Childbirth also offers doctors an opportune moment for testing and care. Approximately 65 per cent of Mozambican mothers give birth in a medical facility. For mothers who are known to be HIV-positive, c-section births can help reduce the risk of transmission. Testing children’s HIV statuses during their first few days of life can afford doctors and mothers an early opportunity to establish a plan for caring for HIV-positive children, ensuring their healthy development. Nutritional support and appropriate medication have been shown to benefit childhood development broadly but have an even greater effect among HIV-positive children.

Sending mothers home after childbirth with the resources they need to care for their child, whether that be the life-saving antiretroviral medication or other forms of social assistance, can ensure that HIV-positive children’s management of their condition starts early, that those who need assistance are receiving it, and that healthy habits are started early.

Early development

While early childhood doesn’t have the same natural points of intervention, such as prenatal medical visits or childbirth, the risk of a child contracting HIV persists after birth. Breastfeeding can induce mother-to-child transmission of HIV, meaning continued monitoring of a child’s HIV status after birth is essential.

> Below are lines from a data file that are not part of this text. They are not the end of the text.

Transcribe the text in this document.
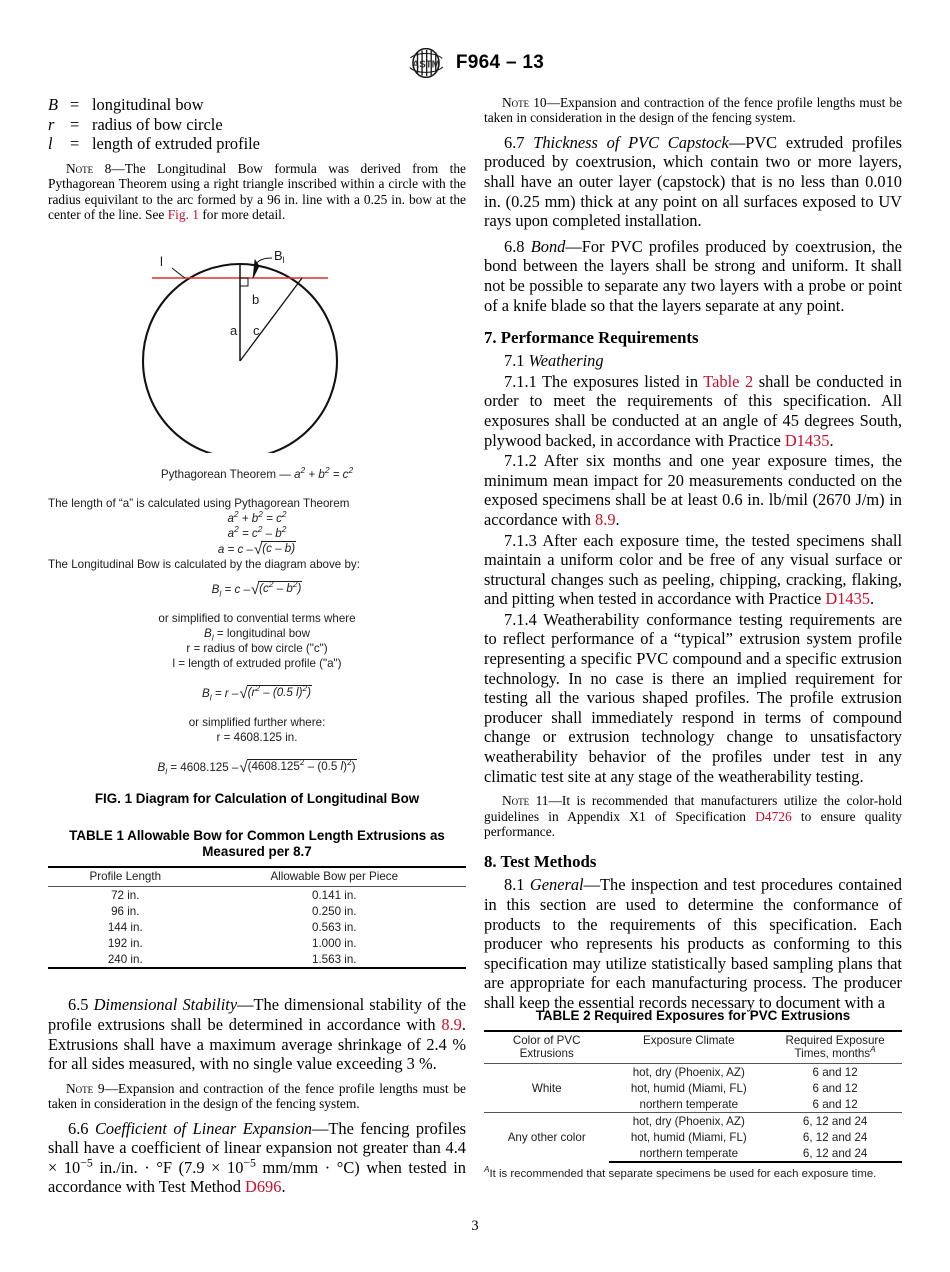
ASTM F964 – 13
B = longitudinal bow
r = radius of bow circle
l	= length of extruded profile

Note 8—The Longitudinal Bow formula was derived from the Pythagorean Theorem using a right triangle inscribed within a circle with the radius equivilant to the arc formed by a 96 in. line with a 0.25 in. bow at the center of the line. See Fig. 1 for more detail.

l	$B_l$
b
a c
Pythagorean Theorem — $a^2 + b^2 = c^2$
The length of “a” is calculated using Pythagorean Theorem
$a^2 + b^2 = c^2$
$a^2 = c^2 - b^2$
a = c –√(c – b)
The Longitudinal Bow is calculated by the diagram above by:
$B_l = c$ $-√(c^2 - b^2)$
or simplified to convential terms where
$B_l$ = longitudinal bow
r = radius of bow circle ("c")
l = length of extruded profile ("a")
$B_l = r$ $-√(r^2 - (0.5$ l)$^2$)
or simplified further where:
r = 4608.125 in.
$B_l = 4608.125$ –√(4608.125$^2$ – (0.5 l)$^2$)
FIG. 1 Diagram for Calculation of Longitudinal Bow
TABLE 1 Allowable Bow for Common Length Extrusions as Measured per 8.7
Profile Length	Allowable Bow per Piece
72 in.	0.141 in.
96 in.	0.250 in.
144 in.	0.563 in.
192 in.	1.000 in.
240 in.	1.563 in.

6.5 Dimensional Stability—The dimensional stability of the profile extrusions shall be determined in accordance with 8.9. Extrusions shall have a maximum average shrinkage of 2.4 % for all sides measured, with no single value exceeding 3 %.

Note 9—Expansion and contraction of the fence profile lengths must be taken in consideration in the design of the fencing system.

6.6 Coefficient of Linear Expansion—The fencing profiles shall have a coefficient of linear expansion not greater than $4.4 \times 10^{-5}$ in./in. · °F ($7.9 \times 10^{-5}$ mm/mm · °C) when tested in accordance with Test Method D696.

Note 10—Expansion and contraction of the fence profile lengths must be taken in consideration in the design of the fencing system.

6.7 Thickness of PVC Capstock—PVC extruded profiles produced by coextrusion, which contain two or more layers, shall have an outer layer (capstock) that is no less than 0.010 in. (0.25 mm) thick at any point on all surfaces exposed to UV rays upon completed installation.

6.8 Bond—For PVC profiles produced by coextrusion, the bond between the layers shall be strong and uniform. It shall not be possible to separate any two layers with a probe or point of a knife blade so that the layers separate at any point.

7. Performance Requirements

7.1 Weathering

7.1.1 The exposures listed in Table 2 shall be conducted in order to meet the requirements of this specification. All exposures shall be conducted at an angle of 45 degrees South, plywood backed, in accordance with Practice D1435.

7.1.2 After six months and one year exposure times, the minimum mean impact for 20 measurements conducted on the exposed specimens shall be at least 0.6 in. lb/mil (2670 J/m) in accordance with 8.9.

7.1.3 After each exposure time, the tested specimens shall maintain a uniform color and be free of any visual surface or structural changes such as peeling, chipping, cracking, flaking, and pitting when tested in accordance with Practice D1435.

7.1.4 Weatherability conformance testing requirements are to reflect performance of a “typical” extrusion system profile representing a specific PVC compound and a specific extrusion technology. In no case is there an implied requirement for testing all the various shaped profiles. The profile extrusion producer shall immediately respond in terms of compound change or extrusion technology change to unsatisfactory weatherability behavior of the profiles under test in any climatic test site at any stage of the weatherability testing.

Note 11—It is recommended that manufacturers utilize the color-hold guidelines in Appendix X1 of Specification D4726 to ensure quality performance.

8. Test Methods

8.1 General—The inspection and test procedures contained in this section are used to determine the conformance of products to the requirements of this specification. Each producer who represents his products as conforming to this specification may utilize statistically based sampling plans that are appropriate for each manufacturing process. The producer shall keep the essential records necessary to document with a

TABLE 2 Required Exposures for PVC Extrusions
Color of PVC Extrusions	Exposure Climate	Required Exposure Times, months$^A$
White	hot, dry (Phoenix, AZ)	6 and 12
	hot, humid (Miami, FL)	6 and 12
	northern temperate	6 and 12
Any other color	hot, dry (Phoenix, AZ)	6, 12 and 24
	hot, humid (Miami, FL)	6, 12 and 24
	northern temperate	6, 12 and 24
$^A$It is recommended that separate specimens be used for each exposure time.
3
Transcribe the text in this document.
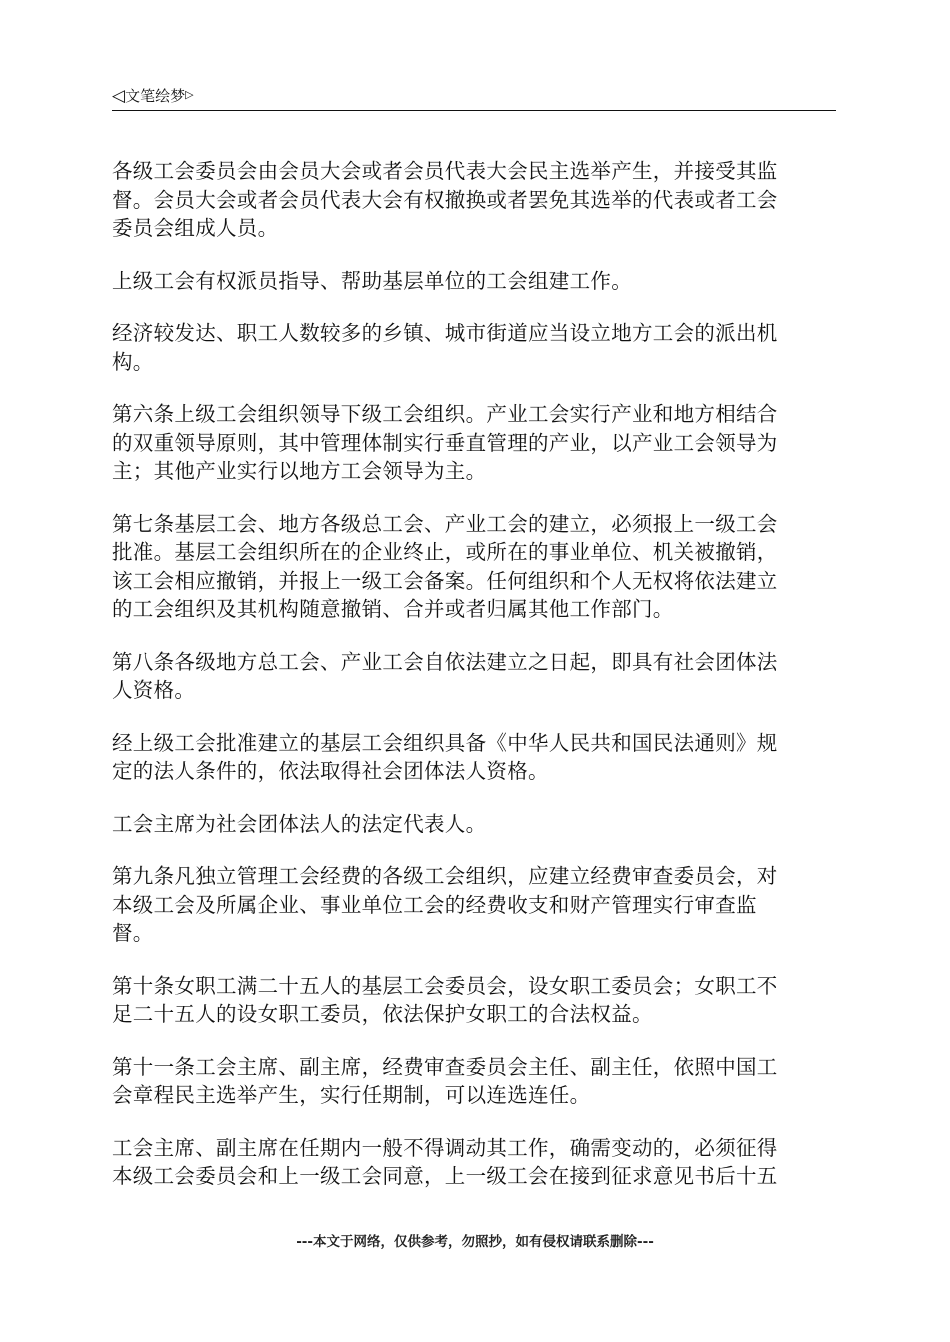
◁文笔绘梦▷

各级工会委员会由会员大会或者会员代表大会民主选举产生，并接受其监
督。会员大会或者会员代表大会有权撤换或者罢免其选举的代表或者工会
委员会组成人员。

上级工会有权派员指导、帮助基层单位的工会组建工作。

经济较发达、职工人数较多的乡镇、城市街道应当设立地方工会的派出机
构。

第六条上级工会组织领导下级工会组织。产业工会实行产业和地方相结合
的双重领导原则，其中管理体制实行垂直管理的产业，以产业工会领导为
主；其他产业实行以地方工会领导为主。

第七条基层工会、地方各级总工会、产业工会的建立，必须报上一级工会
批准。基层工会组织所在的企业终止，或所在的事业单位、机关被撤销，
该工会相应撤销，并报上一级工会备案。任何组织和个人无权将依法建立
的工会组织及其机构随意撤销、合并或者归属其他工作部门。

第八条各级地方总工会、产业工会自依法建立之日起，即具有社会团体法
人资格。

经上级工会批准建立的基层工会组织具备《中华人民共和国民法通则》规
定的法人条件的，依法取得社会团体法人资格。

工会主席为社会团体法人的法定代表人。

第九条凡独立管理工会经费的各级工会组织，应建立经费审查委员会，对
本级工会及所属企业、事业单位工会的经费收支和财产管理实行审查监
督。

第十条女职工满二十五人的基层工会委员会，设女职工委员会；女职工不
足二十五人的设女职工委员，依法保护女职工的合法权益。

第十一条工会主席、副主席，经费审查委员会主任、副主任，依照中国工
会章程民主选举产生，实行任期制，可以连选连任。

工会主席、副主席在任期内一般不得调动其工作，确需变动的，必须征得
本级工会委员会和上一级工会同意，上一级工会在接到征求意见书后十五

---本文于网络，仅供参考，勿照抄，如有侵权请联系删除---
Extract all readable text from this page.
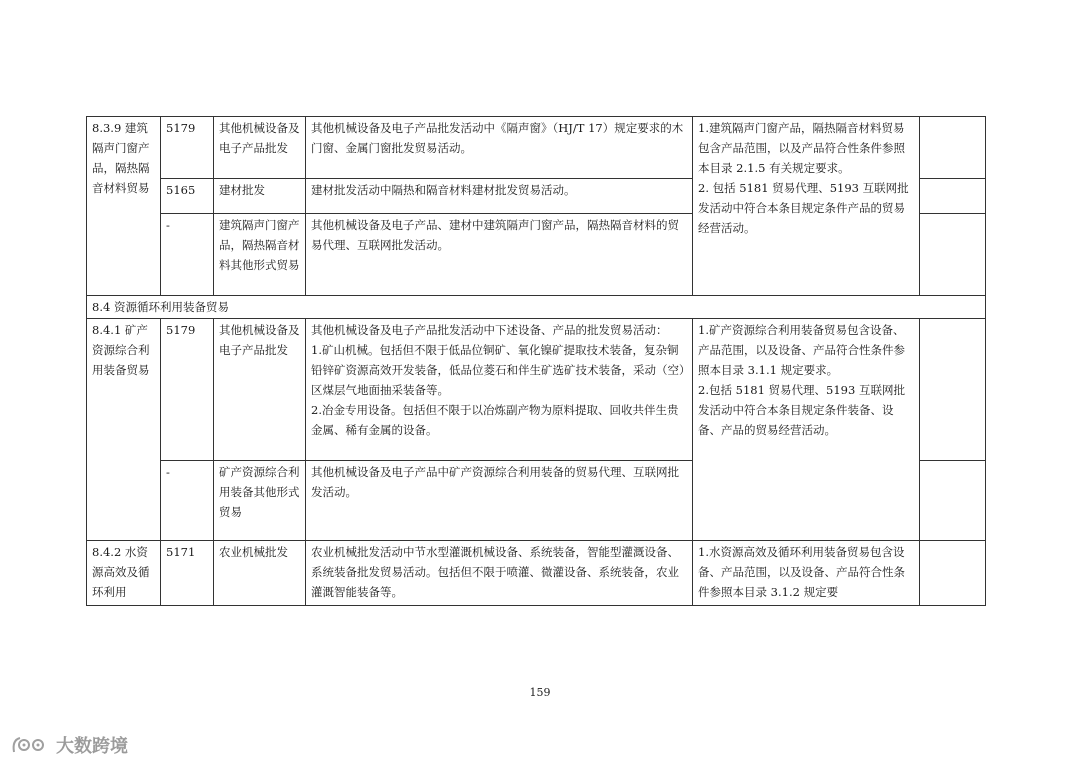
8.3.9 建筑隔声门窗产品，隔热隔音材料贸易	5179	其他机械设备及电子产品批发	其他机械设备及电子产品批发活动中《隔声窗》（HJ/T 17）规定要求的木门窗、金属门窗批发贸易活动。	1.建筑隔声门窗产品，隔热隔音材料贸易包含产品范围，以及产品符合性条件参照本目录 2.1.5 有关规定要求。
2. 包括 5181 贸易代理、5193 互联网批发活动中符合本条目规定条件产品的贸易经营活动。	
	5165	建材批发	建材批发活动中隔热和隔音材料建材批发贸易活动。		
	-	建筑隔声门窗产品，隔热隔音材料其他形式贸易	其他机械设备及电子产品、建材中建筑隔声门窗产品，隔热隔音材料的贸易代理、互联网批发活动。		
8.4 资源循环利用装备贸易					
8.4.1 矿产资源综合利用装备贸易	5179	其他机械设备及电子产品批发	其他机械设备及电子产品批发活动中下述设备、产品的批发贸易活动：
1.矿山机械。包括但不限于低品位铜矿、氧化镍矿提取技术装备，复杂铜铅锌矿资源高效开发装备，低品位菱石和伴生矿选矿技术装备，采动（空）区煤层气地面抽采装备等。
2.冶金专用设备。包括但不限于以冶炼副产物为原料提取、回收共伴生贵金属、稀有金属的设备。	1.矿产资源综合利用装备贸易包含设备、产品范围，以及设备、产品符合性条件参照本目录 3.1.1 规定要求。
2.包括 5181 贸易代理、5193 互联网批发活动中符合本条目规定条件装备、设备、产品的贸易经营活动。	
	-	矿产资源综合利用装备其他形式贸易	其他机械设备及电子产品中矿产资源综合利用装备的贸易代理、互联网批发活动。		
8.4.2 水资源高效及循环利用	5171	农业机械批发	农业机械批发活动中节水型灌溉机械设备、系统装备，智能型灌溉设备、系统装备批发贸易活动。包括但不限于喷灌、微灌设备、系统装备，农业灌溉智能装备等。	1.水资源高效及循环利用装备贸易包含设备、产品范围，以及设备、产品符合性条件参照本目录 3.1.2 规定要	
159
大数跨境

HIV-healthy behaviours, such as not permitting other women to breastfeed your child, should be stressed at earlier stages, such as during prenatal visits. For HIV-positive children, nutritional and medical support are of the utmost importance. HIV-induced wasting, while serious for all individuals, can have lifelong and irreversible effects for children. Including all HIV-positive children in nutritional support programs, such as the country’s Child Grant Program, can make a massive difference.

What’s next

While externally funded programs like the United States’ President’s Emergency Plan for AIDS Relief have been incredibly impactful, recent changes in the donor-led development sector have highlighted the value in effective domestic programs. Operationalising existing but underutilised programs, such as provider-initiated HIV testing and zero-cost antiretroviral therapies or expanding programs like the Child Grant Program to HIV-positive children, can seriously improve the lives of many, largely using existing resources. HIV care has the power to reach everybody. Let’s make sure nobody, whether young or old, is left behind.